When God delays in fulfilling our little thoughts,
it is to have Himself room to work out His great ones.
29 December 1903
"How do we live in the meanwhile?" These words have been playing over and over in my mind since I first heard them this past Sunday. So, with a tip of the hat to Dr. Will Miller, I take this thought and wrestle out its meaning in my own life.
Consider, at start, how much of our thoughts are consumed with looking back (better days or wounds sustained) or looking ahead to the next big thing. Since our earliest years we have strained for what was next: starting school, summer vacation, graduation from high school, starting college, graduating from college, first fulltime job, marriage, children. Later on the future held a job promotion, perhaps, a significant accomplishment, a bigger better house, retirement, the dream trip or site.
Fact is, much of our life is lived "in the meanwhile" - that middle ground remembering (for good or for bad) what has been and longing for something yet to come. When things are going swimmingly, "meanwhile" is not a bad place to be but there are those times - periods of time - when our existence seems ordinary, at best, or insufferable at worst. We long for the extraordinary to relieve us from the ordinary. . . we desperately pray for something, someone to rescue us from whatever lament we are experiencing.
What do we do when we are waiting for the big miracle? The change or the circumstances that will make the difference? How do we cope with the meanwhile? How do we live in the meanwhile?
Consider the Children of Israel, wandering in the wilderness, looking back to what they had (slavery). . . remembering the big miracle (deliverance). . . and looking ahead to the next big thing (the promised land). Their problem was "how to live in the meanwhile." And they didn't do a very good job of that! They looked back with longing, forgetting their true condition: oppressed slaves; they looked ahead with yearning for what seemed unattainable: the land of promise. In the meantime they grumbled and complained and, in the process, stalled entrance to the land of their desire.

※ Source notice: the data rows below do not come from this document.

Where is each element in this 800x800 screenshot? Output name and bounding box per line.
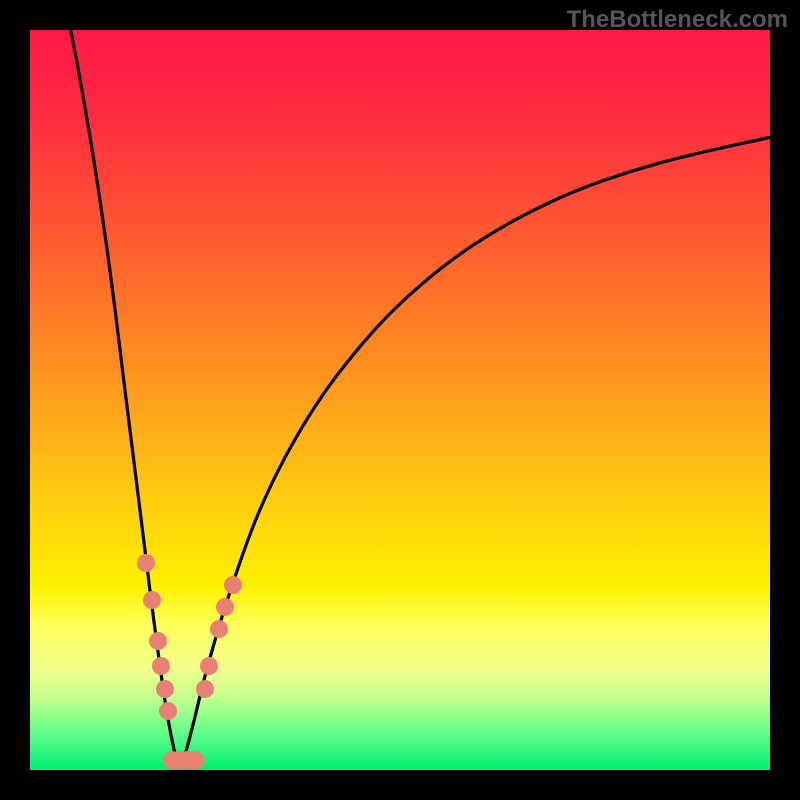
data-marker — [152, 657, 170, 675]
watermark-text: TheBottleneck.com — [567, 6, 788, 34]
data-marker — [186, 751, 204, 769]
data-marker — [200, 657, 218, 675]
data-marker — [143, 591, 161, 609]
data-marker — [216, 598, 234, 616]
data-marker — [196, 680, 214, 698]
data-marker — [149, 632, 167, 650]
data-marker — [137, 554, 155, 572]
plot-area — [30, 30, 770, 770]
data-marker — [159, 702, 177, 720]
data-marker — [224, 576, 242, 594]
data-marker — [156, 680, 174, 698]
data-marker — [210, 620, 228, 638]
data-markers-layer — [30, 30, 770, 770]
chart-canvas: TheBottleneck.com — [0, 0, 800, 800]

Frankly, they were not unlike ourselves - at least me, at least some of the time. How do we "live in the meanwhile?" How do we exist without knowing for sure what is ahead and making sense of what is behind? Probably each one of us could say, without a moment's hesitation, what it is that would give shape and meaning to everything - past and future - if only we could make it happen. If only we had control of the circumstances.
Or could we? Could we really make meaning and sense of life with our thoughts, our plans? Lilias suggests that our thoughts are, in fact, small compared to what God has planned for us. "When God delays fulfilling our little thoughts, it is to have Himself room to work out His great ones." Do I really believe, in the midst of the mess and mystery, that God's great plans will trump my thoughts - my hopes, my plans, my dreams?

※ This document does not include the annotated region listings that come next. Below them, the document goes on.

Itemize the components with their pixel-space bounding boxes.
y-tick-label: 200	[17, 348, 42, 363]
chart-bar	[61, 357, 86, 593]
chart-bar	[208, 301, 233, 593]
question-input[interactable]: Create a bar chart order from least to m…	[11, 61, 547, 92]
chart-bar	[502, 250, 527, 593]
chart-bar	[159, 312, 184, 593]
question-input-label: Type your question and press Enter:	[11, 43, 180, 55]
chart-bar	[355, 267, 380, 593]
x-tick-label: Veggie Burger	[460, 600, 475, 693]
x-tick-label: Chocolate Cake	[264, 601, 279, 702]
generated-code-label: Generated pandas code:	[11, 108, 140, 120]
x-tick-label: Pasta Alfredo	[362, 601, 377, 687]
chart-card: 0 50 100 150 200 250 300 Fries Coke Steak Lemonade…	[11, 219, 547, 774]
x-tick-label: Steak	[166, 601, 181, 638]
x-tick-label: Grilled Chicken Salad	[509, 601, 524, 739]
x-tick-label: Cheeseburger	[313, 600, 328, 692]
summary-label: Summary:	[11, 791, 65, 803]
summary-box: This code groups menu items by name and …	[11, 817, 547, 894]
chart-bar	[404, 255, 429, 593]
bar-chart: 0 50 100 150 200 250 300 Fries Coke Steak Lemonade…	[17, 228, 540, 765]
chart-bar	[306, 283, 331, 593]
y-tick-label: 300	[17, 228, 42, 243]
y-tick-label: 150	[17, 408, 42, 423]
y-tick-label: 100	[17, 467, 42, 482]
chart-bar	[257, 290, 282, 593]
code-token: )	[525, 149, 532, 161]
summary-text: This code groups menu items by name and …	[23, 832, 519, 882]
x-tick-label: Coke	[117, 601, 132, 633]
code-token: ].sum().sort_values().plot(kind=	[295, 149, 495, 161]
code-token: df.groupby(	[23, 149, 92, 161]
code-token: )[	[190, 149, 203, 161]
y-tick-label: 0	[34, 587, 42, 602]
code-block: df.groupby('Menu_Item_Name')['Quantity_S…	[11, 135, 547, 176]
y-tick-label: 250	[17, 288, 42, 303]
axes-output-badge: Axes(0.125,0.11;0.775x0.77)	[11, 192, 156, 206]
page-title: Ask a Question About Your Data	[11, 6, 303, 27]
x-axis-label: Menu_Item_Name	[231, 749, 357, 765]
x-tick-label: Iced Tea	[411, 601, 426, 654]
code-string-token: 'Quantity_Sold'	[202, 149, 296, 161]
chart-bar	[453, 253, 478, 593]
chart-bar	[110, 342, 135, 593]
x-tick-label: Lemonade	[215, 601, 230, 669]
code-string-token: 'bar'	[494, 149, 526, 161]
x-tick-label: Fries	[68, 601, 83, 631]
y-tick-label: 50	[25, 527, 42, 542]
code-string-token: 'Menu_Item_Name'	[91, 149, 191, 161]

We, like the fickle and feckless Children of Israel, have been given a map that tracks the story - His Story - and we know that despite our limited vision, there is not only a beginning but an ending. Better yet, a new beginning in the endless elasticity of time called Eternity.
Futhermore, we have been given a context in which to live out the "meanwhile:" a community of faith, the church which, while not perfect, is united in that same pilgrimage to make meaning along the way to true understanding. Holy knowledge. We laugh and cry and listen and learn - from each other. We break bread and worship; we forgive each other and are forgiven - through the Grace of God.
In the meanwhile, we capture joy as it comes our way - catch it on the wing, so to speak - in nature, in art, the face of a child, a song, a meal, in conversation that touches deep places in our hearts. In music, in praise, in fellowship, in remembering. In the meanwhile.
How do we live in the meanwhile? Ultimately, we get our cue from God-made-man, in Jesus who chose to live in the meanwhile with us. Incarnate. How did He live in the meanwhile? He loved and served. He served and loved. Then He laid down His life on a cross. His supreme act of love and service for us. In so doing, He liberated us to love and serve. . . to serve and love. . . more perfectly.
How do we live in the meanwhile? Love. Serve. Rejoice. Follow. Believe!